Da Associação AMARA, retenho um verdadeiro apreço por o todo o seu trabalho desenvolvido no apoio ao doente em fim de vida e uma imensa gratidão a nível pessoal por todo o apoio que recebi, nomeadamente, em três situações que se inserem no contexto de doença que assolou a vida do meu pai – Mariano Miguel – quando lhe foi diagnosticado em Outubro de 2006, uma Neoplasia Pulmonar ainda em fase inicial, pouco depois de ter completado os 72 nos de idade. (ler mais aqui:Testemunho Luísa Miguel)

Luísa Miguel

Amigos,

Soube da existência da AMARA através de uma Amiga. E, como eu própria necessitava de uma mão amiga para me ajudar a ultrapassar, de várias maneiras, uma situação de doença, contactei a Instituição e expus o meu problema. Vieram, de imediato, uns senhores Começaram a ajudar-me, não só, a levar-me à minha médica, a acompanhar-me, física e psicologicamente, pois sendo eu uma pessoa só, sem familiares perto, necessitava, obviamente de muito apoio.

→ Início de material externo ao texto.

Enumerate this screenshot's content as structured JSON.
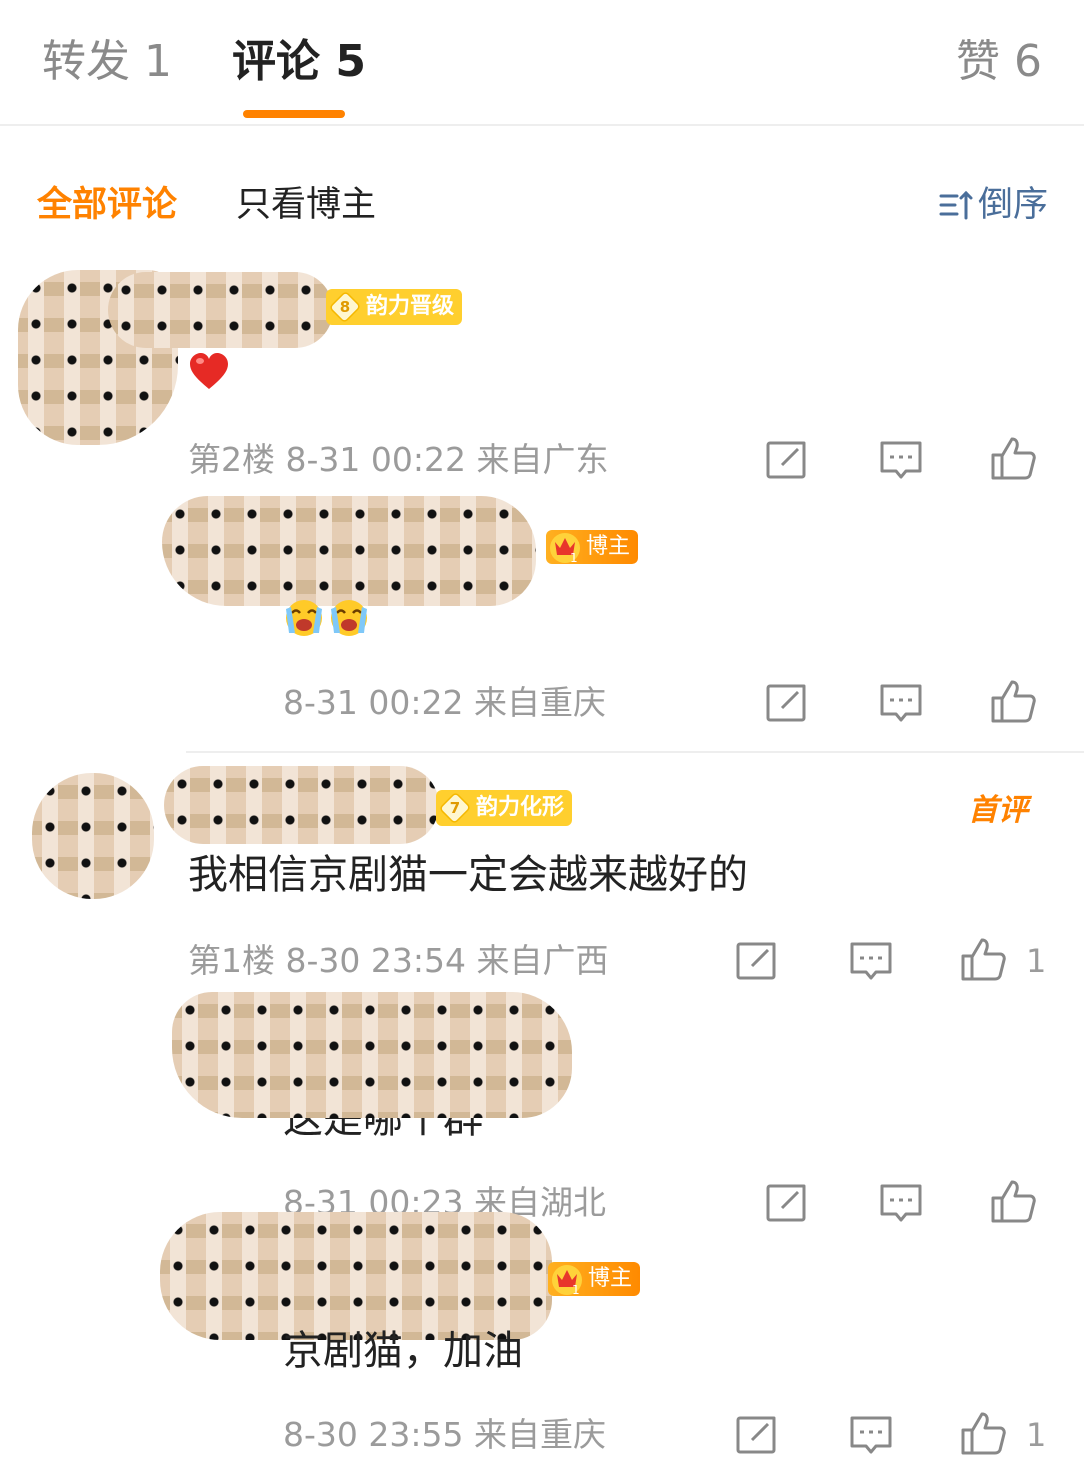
{
  "tabs": {
    "repost": "转发 1",
    "comments": "评论 5",
    "likes": "赞 6"
  },
  "filters": {
    "all": "全部评论",
    "blogger_only": "只看博主",
    "sort": "倒序"
  },
  "comments": [
    {
      "badge_level": "8",
      "badge_text": "韵力晋级",
      "content_emoji": "red-heart",
      "meta": "第2楼 8-31 00:22 来自广东",
      "like_count": "",
      "replies": [
        {
          "author_badge": "博主",
          "content_emoji": "crying-laughing x2",
          "meta": "8-31 00:22 来自重庆"
        }
      ]
    },
    {
      "badge_level": "7",
      "badge_text": "韵力化形",
      "first_tag": "首评",
      "content": "我相信京剧猫一定会越来越好的",
      "meta": "第1楼 8-30 23:54 来自广西",
      "like_count": "1",
      "replies": [
        {
          "content": "这是哪个群",
          "meta": "8-31 00:23 来自湖北",
          "like_count": ""
        },
        {
          "author_badge": "博主",
          "content": "京剧猫，加油",
          "meta": "8-30 23:55 来自重庆",
          "like_count": "1"
        }
      ]
    }
  ],
  "colors": {
    "accent": "#ff8200",
    "sort_blue": "#4a6e9a",
    "badge_yellow": "#ffcf2e"
  }
}
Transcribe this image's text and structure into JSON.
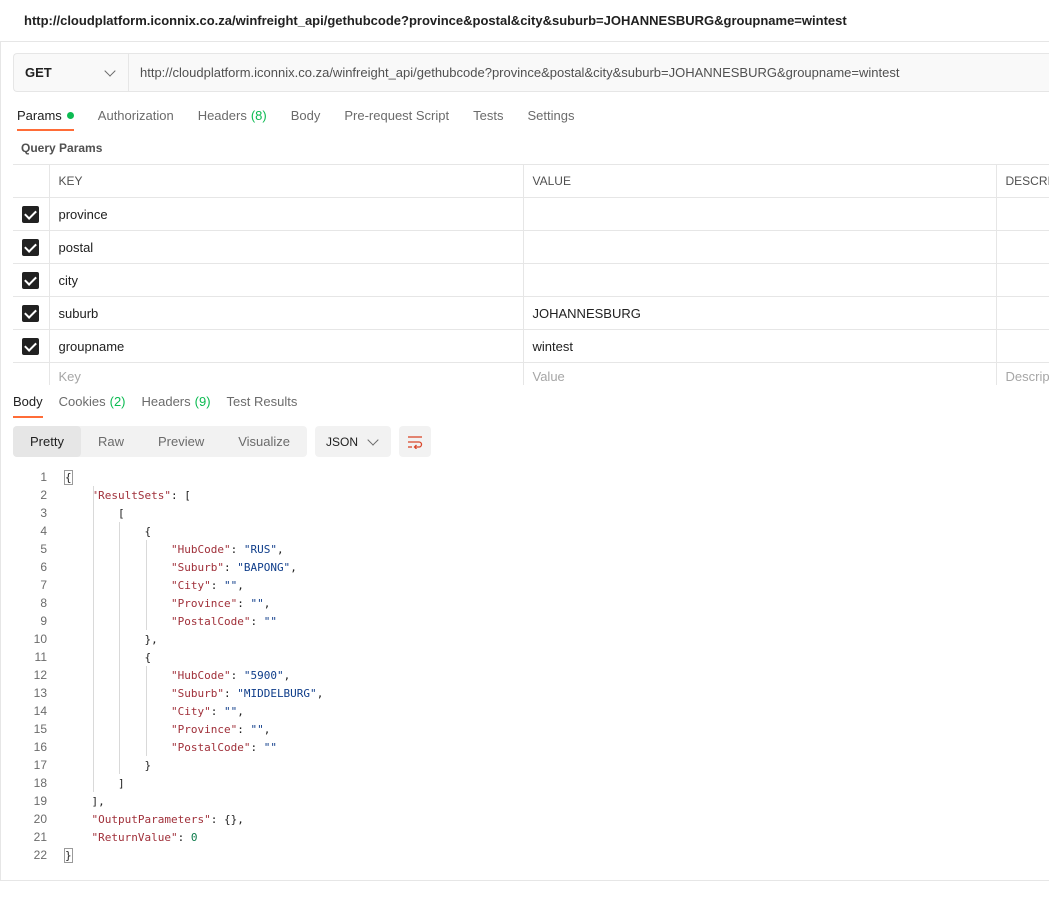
{
  "window": {
    "title": "http://cloudplatform.iconnix.co.za/winfreight_api/gethubcode?province&postal&city&suburb=JOHANNESBURG&groupname=wintest"
  },
  "request": {
    "method": "GET",
    "url": "http://cloudplatform.iconnix.co.za/winfreight_api/gethubcode?province&postal&city&suburb=JOHANNESBURG&groupname=wintest"
  },
  "request_tabs": [
    {
      "label": "Params",
      "active": true,
      "dot": true
    },
    {
      "label": "Authorization"
    },
    {
      "label": "Headers",
      "count": "(8)"
    },
    {
      "label": "Body"
    },
    {
      "label": "Pre-request Script"
    },
    {
      "label": "Tests"
    },
    {
      "label": "Settings"
    }
  ],
  "query_params": {
    "label": "Query Params",
    "headers": [
      "KEY",
      "VALUE",
      "DESCRI"
    ],
    "rows": [
      {
        "key": "province",
        "value": ""
      },
      {
        "key": "postal",
        "value": ""
      },
      {
        "key": "city",
        "value": ""
      },
      {
        "key": "suburb",
        "value": "JOHANNESBURG"
      },
      {
        "key": "groupname",
        "value": "wintest"
      }
    ],
    "placeholders": {
      "key": "Key",
      "value": "Value",
      "description": "Descrip"
    }
  },
  "response_tabs": [
    {
      "label": "Body",
      "active": true
    },
    {
      "label": "Cookies",
      "count": "(2)"
    },
    {
      "label": "Headers",
      "count": "(9)"
    },
    {
      "label": "Test Results"
    }
  ],
  "view_modes": [
    "Pretty",
    "Raw",
    "Preview",
    "Visualize"
  ],
  "active_view": "Pretty",
  "format": "JSON",
  "icons": {
    "wrap": "wrap-lines-icon",
    "chevron": "chevron-down-icon",
    "check": "checkbox-checked-icon"
  },
  "colors": {
    "accent": "#ff6c37",
    "green": "#0cbb52"
  },
  "response_lines": [
    {
      "indent": 0,
      "parts": [
        [
          "p",
          "{"
        ]
      ]
    },
    {
      "indent": 1,
      "parts": [
        [
          "k",
          "\"ResultSets\""
        ],
        [
          "p",
          ": ["
        ]
      ]
    },
    {
      "indent": 2,
      "parts": [
        [
          "p",
          "["
        ]
      ]
    },
    {
      "indent": 3,
      "parts": [
        [
          "p",
          "{"
        ]
      ]
    },
    {
      "indent": 4,
      "parts": [
        [
          "k",
          "\"HubCode\""
        ],
        [
          "p",
          ": "
        ],
        [
          "s",
          "\"RUS\""
        ],
        [
          "p",
          ","
        ]
      ]
    },
    {
      "indent": 4,
      "parts": [
        [
          "k",
          "\"Suburb\""
        ],
        [
          "p",
          ": "
        ],
        [
          "s",
          "\"BAPONG\""
        ],
        [
          "p",
          ","
        ]
      ]
    },
    {
      "indent": 4,
      "parts": [
        [
          "k",
          "\"City\""
        ],
        [
          "p",
          ": "
        ],
        [
          "s",
          "\"\""
        ],
        [
          "p",
          ","
        ]
      ]
    },
    {
      "indent": 4,
      "parts": [
        [
          "k",
          "\"Province\""
        ],
        [
          "p",
          ": "
        ],
        [
          "s",
          "\"\""
        ],
        [
          "p",
          ","
        ]
      ]
    },
    {
      "indent": 4,
      "parts": [
        [
          "k",
          "\"PostalCode\""
        ],
        [
          "p",
          ": "
        ],
        [
          "s",
          "\"\""
        ]
      ]
    },
    {
      "indent": 3,
      "parts": [
        [
          "p",
          "},"
        ]
      ]
    },
    {
      "indent": 3,
      "parts": [
        [
          "p",
          "{"
        ]
      ]
    },
    {
      "indent": 4,
      "parts": [
        [
          "k",
          "\"HubCode\""
        ],
        [
          "p",
          ": "
        ],
        [
          "s",
          "\"5900\""
        ],
        [
          "p",
          ","
        ]
      ]
    },
    {
      "indent": 4,
      "parts": [
        [
          "k",
          "\"Suburb\""
        ],
        [
          "p",
          ": "
        ],
        [
          "s",
          "\"MIDDELBURG\""
        ],
        [
          "p",
          ","
        ]
      ]
    },
    {
      "indent": 4,
      "parts": [
        [
          "k",
          "\"City\""
        ],
        [
          "p",
          ": "
        ],
        [
          "s",
          "\"\""
        ],
        [
          "p",
          ","
        ]
      ]
    },
    {
      "indent": 4,
      "parts": [
        [
          "k",
          "\"Province\""
        ],
        [
          "p",
          ": "
        ],
        [
          "s",
          "\"\""
        ],
        [
          "p",
          ","
        ]
      ]
    },
    {
      "indent": 4,
      "parts": [
        [
          "k",
          "\"PostalCode\""
        ],
        [
          "p",
          ": "
        ],
        [
          "s",
          "\"\""
        ]
      ]
    },
    {
      "indent": 3,
      "parts": [
        [
          "p",
          "}"
        ]
      ]
    },
    {
      "indent": 2,
      "parts": [
        [
          "p",
          "]"
        ]
      ]
    },
    {
      "indent": 1,
      "parts": [
        [
          "p",
          "],"
        ]
      ]
    },
    {
      "indent": 1,
      "parts": [
        [
          "k",
          "\"OutputParameters\""
        ],
        [
          "p",
          ": {},"
        ]
      ]
    },
    {
      "indent": 1,
      "parts": [
        [
          "k",
          "\"ReturnValue\""
        ],
        [
          "p",
          ": "
        ],
        [
          "n",
          "0"
        ]
      ]
    },
    {
      "indent": 0,
      "parts": [
        [
          "p",
          "}"
        ]
      ]
    }
  ]
}
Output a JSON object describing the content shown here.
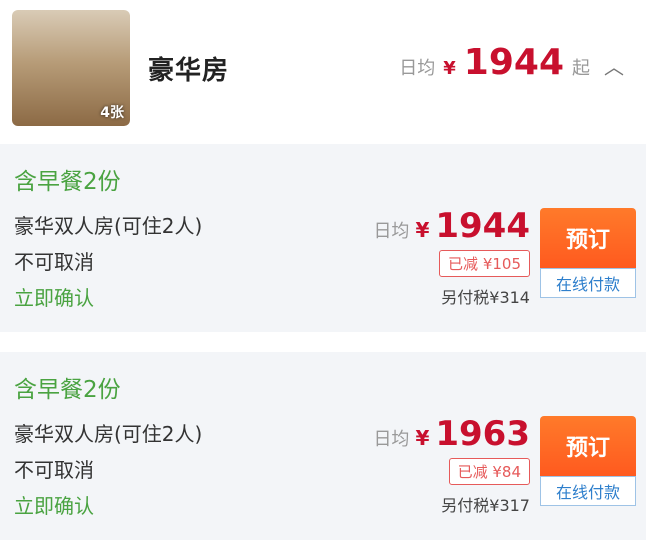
{
  "header": {
    "image_count": "4张",
    "room_name": "豪华房",
    "price_prefix": "日均",
    "currency": "¥",
    "price": "1944",
    "price_suffix": "起",
    "collapse_icon": "chevron-up-icon"
  },
  "offers": [
    {
      "meal": "含早餐2份",
      "room_type": "豪华双人房(可住2人)",
      "cancel_policy": "不可取消",
      "confirm": "立即确认",
      "price_prefix": "日均",
      "currency": "¥",
      "price": "1944",
      "discount": "已减 ¥105",
      "tax": "另付税¥314",
      "book_label": "预订",
      "pay_label": "在线付款"
    },
    {
      "meal": "含早餐2份",
      "room_type": "豪华双人房(可住2人)",
      "cancel_policy": "不可取消",
      "confirm": "立即确认",
      "price_prefix": "日均",
      "currency": "¥",
      "price": "1963",
      "discount": "已减 ¥84",
      "tax": "另付税¥317",
      "book_label": "预订",
      "pay_label": "在线付款"
    }
  ],
  "colors": {
    "price_red": "#c8102e",
    "meal_green": "#4aa341",
    "book_orange": "#ff5a1f",
    "pay_blue": "#2e7fcc"
  }
}
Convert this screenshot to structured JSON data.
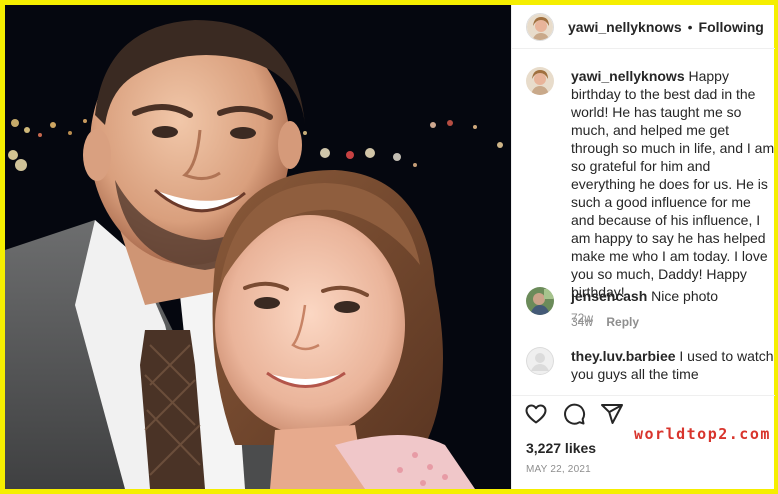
{
  "post": {
    "username": "yawi_nellyknows",
    "separator": "•",
    "follow_status": "Following",
    "caption_username": "yawi_nellyknows",
    "caption_text": "Happy birthday to the best dad in the world! He has taught me so much, and helped me get through so much in life, and I am so grateful for him and everything he does for us. He is such a good influence for me and because of his influence, I am happy to say he has helped make me who I am today. I love you so much, Daddy! Happy birthday!",
    "caption_time": "72w",
    "likes": "3,227 likes",
    "date": "MAY 22, 2021"
  },
  "comments": [
    {
      "username": "jensencash",
      "text": "Nice photo",
      "time": "34w",
      "reply_label": "Reply"
    },
    {
      "username": "they.luv.barbiee",
      "text": "I used to watch you guys all the time"
    }
  ],
  "icons": [
    "heart-icon",
    "comment-icon",
    "share-icon"
  ],
  "watermark": "worldtop2.com",
  "colors": {
    "frame": "#f5ee00",
    "text": "#262626",
    "muted": "#8e8e8e",
    "watermark": "#d8342c"
  }
}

Gostaria de expôr estes pontos, numa grande gratidão, sobre a actuação dos Voluntários da AMARA a quem muito devo, por me ajudarem a ultrapassar tantas dores físicas como as psicológicas, que às vezes são bem piores.

Deveria haver mais instituições deste cariz pois, infelizmente, há em Portugal muitos e muitos casos semelhantes ao meu ou outros ainda em piores condições.

Obrigada AMARA e seus maravilhosos Voluntários.

Maria de Lourdes Pacheco

Natália Correia Vitorino sofreu um cancro da mama. Enfrentou a sua doença com persistência e coragem. Eis o seu testemunho de como decorreu a sua doença e como enfrenta hoje a sua vida cheia de esperança e força. (ler o texto completo aqui:Testemunho Natália Vitorino)

“Na impossibilidade de poder estar fisicamente presente, é meu desejo expressar publicamente, em nome próprio e no de minha família, todo o nosso reconhecimento e gratidão à Filomena e ao Rogério, colaboradores da AMARA cuja ajuda solicitei.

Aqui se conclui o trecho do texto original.